I’m a very restless person, although I’m super organised: I hate routine, because I bore easily. I like change and new challenges. Which is why I get scared when my entire work-week seems to be one long day with an equally long headache. I can’t accept that this is what the next 43 years of my life will be like.
It’s for this reason that I’ve made a conscious decision to throw myself out of my comfort zone and look for new adventures in life, especially while I have the opportunity and I’m not tied to any real responsibilities.
I feel like I’m having a mid-life crisis in my twenties already, where I’m stuck between who I want to be and where I am, and I’m the only person standing in my way.
I’ve finally learned how to deal with my own personal Regina George (I mentally beat her with a baseball bat and imagine her dying alone and eventually being eaten by her cats) [I'm joking!] and now it’s time to tackle myself!
I’m not completely unhappy, I just need to shake things up a bit, maybe set some Summertime resolutions. My horoscopes for the month of November all encourage me to say “yes” to invitations and events (advice I need to start taking) and also to be thriftier and save money (something I need a little encouragement with).
It’s scary to think the year is almost at a close (& for those that fear it - the end of the world in about 30 days).
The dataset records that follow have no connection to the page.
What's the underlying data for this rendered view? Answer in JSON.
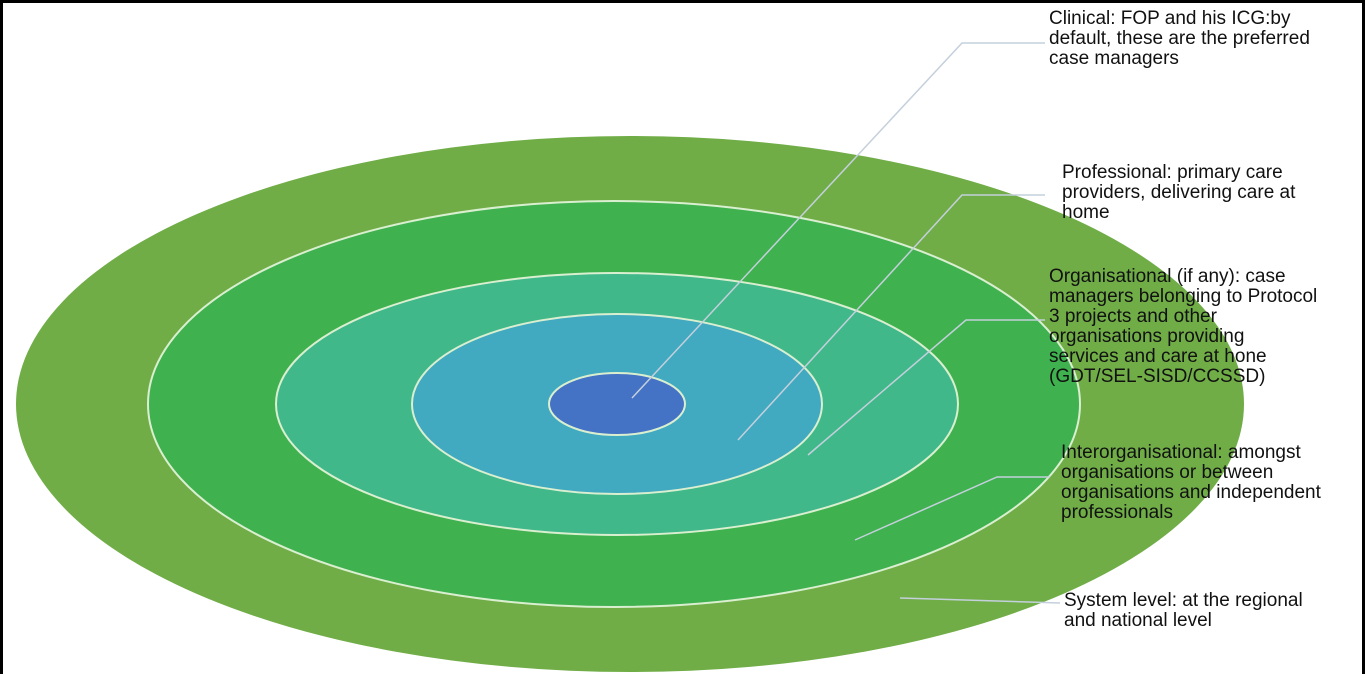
{
  "diagram": {
    "levels": [
      {
        "id": "system",
        "label": "System level: at the regional\nand national level",
        "color": "#70ad47"
      },
      {
        "id": "interorganisational",
        "label": "Interorganisational: amongst\norganisations or between\norganisations and independent\nprofessionals",
        "color": "#3fb14f"
      },
      {
        "id": "organisational",
        "label": "Organisational (if any): case\nmanagers belonging to Protocol\n3 projects and other\norganisations providing\nservices and care at hone\n(GDT/SEL-SISD/CCSSD)",
        "color": "#40b88a"
      },
      {
        "id": "professional",
        "label": "Professional: primary care\nproviders, delivering care at\nhome",
        "color": "#41a9c0"
      },
      {
        "id": "clinical",
        "label": "Clinical: FOP and his ICG:by\ndefault, these are the preferred\ncase managers",
        "color": "#4472c4"
      }
    ]
  }
}
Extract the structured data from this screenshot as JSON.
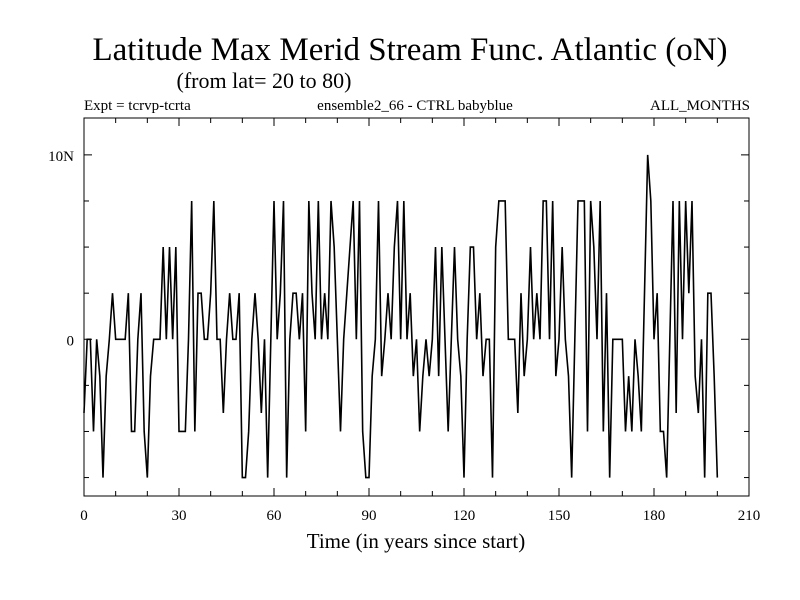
{
  "chart_data": {
    "type": "line",
    "title": "Latitude Max Merid Stream Func. Atlantic (oN)",
    "subtitle": "(from lat= 20 to 80)",
    "info_left": "Expt = tcrvp-tcrta",
    "info_center": "ensemble2_66 - CTRL babyblue",
    "info_right": "ALL_MONTHS",
    "xlabel": "Time (in years since start)",
    "ylabel": "",
    "xlim": [
      0,
      210
    ],
    "ylim": [
      -8.5,
      12
    ],
    "x_ticks": [
      0,
      30,
      60,
      90,
      120,
      150,
      180,
      210
    ],
    "x_tick_labels": [
      "0",
      "30",
      "60",
      "90",
      "120",
      "150",
      "180",
      "210"
    ],
    "y_ticks": [
      0,
      10
    ],
    "y_tick_labels": [
      "0",
      "10N"
    ],
    "x": [
      0,
      1,
      2,
      3,
      4,
      5,
      6,
      7,
      8,
      9,
      10,
      11,
      12,
      13,
      14,
      15,
      16,
      17,
      18,
      19,
      20,
      21,
      22,
      23,
      24,
      25,
      26,
      27,
      28,
      29,
      30,
      31,
      32,
      33,
      34,
      35,
      36,
      37,
      38,
      39,
      40,
      41,
      42,
      43,
      44,
      45,
      46,
      47,
      48,
      49,
      50,
      51,
      52,
      53,
      54,
      55,
      56,
      57,
      58,
      59,
      60,
      61,
      62,
      63,
      64,
      65,
      66,
      67,
      68,
      69,
      70,
      71,
      72,
      73,
      74,
      75,
      76,
      77,
      78,
      79,
      80,
      81,
      82,
      83,
      84,
      85,
      86,
      87,
      88,
      89,
      90,
      91,
      92,
      93,
      94,
      95,
      96,
      97,
      98,
      99,
      100,
      101,
      102,
      103,
      104,
      105,
      106,
      107,
      108,
      109,
      110,
      111,
      112,
      113,
      114,
      115,
      116,
      117,
      118,
      119,
      120,
      121,
      122,
      123,
      124,
      125,
      126,
      127,
      128,
      129,
      130,
      131,
      132,
      133,
      134,
      135,
      136,
      137,
      138,
      139,
      140,
      141,
      142,
      143,
      144,
      145,
      146,
      147,
      148,
      149,
      150,
      151,
      152,
      153,
      154,
      155,
      156,
      157,
      158,
      159,
      160,
      161,
      162,
      163,
      164,
      165,
      166,
      167,
      168,
      169,
      170,
      171,
      172,
      173,
      174,
      175,
      176,
      177,
      178,
      179,
      180,
      181,
      182,
      183,
      184,
      185,
      186,
      187,
      188,
      189,
      190,
      191,
      192,
      193,
      194,
      195,
      196,
      197,
      198,
      199,
      200
    ],
    "series": [
      {
        "name": "Latitude Max Merid Stream Func.",
        "color": "#000000",
        "values": [
          -4,
          0,
          0,
          -5,
          0,
          -2,
          -7.5,
          -2,
          0,
          2.5,
          0,
          0,
          0,
          0,
          2.5,
          -5,
          -5,
          0,
          2.5,
          -5,
          -7.5,
          -2,
          0,
          0,
          0,
          5,
          0,
          5,
          0,
          5,
          -5,
          -5,
          -5,
          0,
          7.5,
          -5,
          2.5,
          2.5,
          0,
          0,
          2.5,
          7.5,
          0,
          0,
          -4,
          0,
          2.5,
          0,
          0,
          2.5,
          -7.5,
          -7.5,
          -5,
          0,
          2.5,
          0,
          -4,
          0,
          -7.5,
          0,
          7.5,
          0,
          2.5,
          7.5,
          -7.5,
          0,
          2.5,
          2.5,
          0,
          2.5,
          -5,
          7.5,
          2.5,
          0,
          7.5,
          0,
          2.5,
          0,
          7.5,
          5,
          0,
          -5,
          0,
          2.5,
          5,
          7.5,
          0,
          7.5,
          -5,
          -7.5,
          -7.5,
          -2,
          0,
          7.5,
          -2,
          0,
          2.5,
          0,
          5,
          7.5,
          0,
          7.5,
          0,
          2.5,
          -2,
          0,
          -5,
          -2,
          0,
          -2,
          0,
          5,
          -2,
          5,
          0,
          -5,
          0,
          5,
          0,
          -2,
          -7.5,
          0,
          5,
          5,
          0,
          2.5,
          -2,
          0,
          0,
          -7.5,
          5,
          7.5,
          7.5,
          7.5,
          0,
          0,
          0,
          -4,
          2.5,
          -2,
          0,
          5,
          0,
          2.5,
          0,
          7.5,
          7.5,
          0,
          7.5,
          -2,
          0,
          5,
          0,
          -2,
          -7.5,
          0,
          7.5,
          7.5,
          7.5,
          -5,
          7.5,
          5,
          0,
          7.5,
          -5,
          2.5,
          -7.5,
          0,
          0,
          0,
          0,
          -5,
          -2,
          -5,
          0,
          -2,
          -5,
          2.5,
          10,
          7.5,
          0,
          2.5,
          -5,
          -5,
          -7.5,
          0,
          7.5,
          -4,
          7.5,
          0,
          7.5,
          2.5,
          7.5,
          -2,
          -4,
          0,
          -7.5,
          2.5,
          2.5,
          -2,
          -7.5
        ]
      }
    ]
  }
}
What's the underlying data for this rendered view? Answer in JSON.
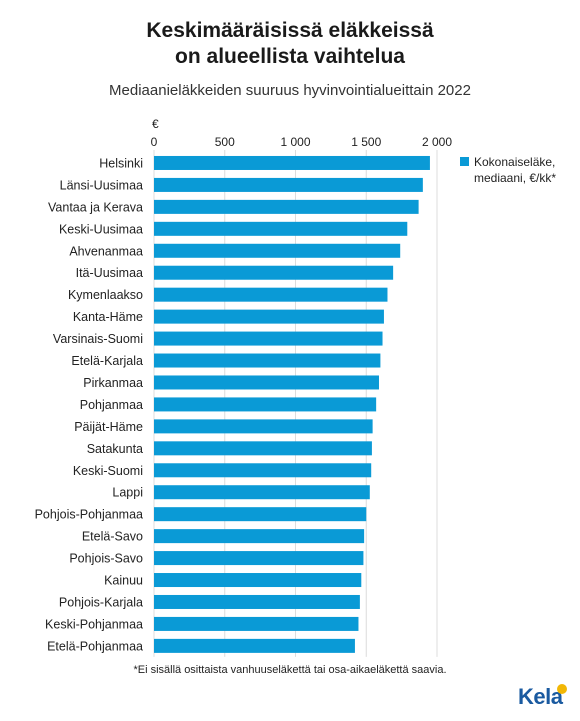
{
  "title_lines": [
    "Keskimääräisissä eläkkeissä",
    "on alueellista vaihtelua"
  ],
  "subtitle": "Mediaanieläkkeiden suuruus hyvinvointialueittain 2022",
  "footnote": "*Ei sisällä osittaista vanhuuseläkettä tai osa-aikaeläkettä saavia.",
  "logo_text": "Kela",
  "colors": {
    "bar": "#0a9ad6",
    "logo": "#1a5aa0",
    "logo_dot": "#f2b705"
  },
  "chart_data": {
    "type": "bar",
    "orientation": "horizontal",
    "axis_unit": "€",
    "xlim": [
      0,
      2000
    ],
    "ticks": [
      0,
      500,
      1000,
      1500,
      2000
    ],
    "tick_labels": [
      "0",
      "500",
      "1 000",
      "1 500",
      "2 000"
    ],
    "grid": true,
    "legend_position": "top-right",
    "series": [
      {
        "name": "Kokonaiseläke, mediaani, €/kk*",
        "color": "#0a9ad6",
        "categories": [
          "Helsinki",
          "Länsi-Uusimaa",
          "Vantaa ja Kerava",
          "Keski-Uusimaa",
          "Ahvenanmaa",
          "Itä-Uusimaa",
          "Kymenlaakso",
          "Kanta-Häme",
          "Varsinais-Suomi",
          "Etelä-Karjala",
          "Pirkanmaa",
          "Pohjanmaa",
          "Päijät-Häme",
          "Satakunta",
          "Keski-Suomi",
          "Lappi",
          "Pohjois-Pohjanmaa",
          "Etelä-Savo",
          "Pohjois-Savo",
          "Kainuu",
          "Pohjois-Karjala",
          "Keski-Pohjanmaa",
          "Etelä-Pohjanmaa"
        ],
        "values": [
          1950,
          1900,
          1870,
          1790,
          1740,
          1690,
          1650,
          1625,
          1615,
          1600,
          1590,
          1570,
          1545,
          1540,
          1535,
          1525,
          1500,
          1485,
          1480,
          1465,
          1455,
          1445,
          1420
        ]
      }
    ],
    "legend_label_lines": [
      "Kokonaiseläke,",
      "mediaani, €/kk*"
    ]
  }
}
I’ve learned so much this year, but I don’t feel I’ve accomplished all I’ve wanted to do. Hopefully soon I’ll feel like my five-year-plan is back on track and I'll again start ticking things off my "vision-board for life".
My motto for the week:
"The first step toward change is awareness. The second step is acceptance." - Nathaniel Branden
*This post was largely inspired by a woman I met last week who took us through the process of becoming more assertive... Thank You Heidi, your push was just the encouragement that was needed!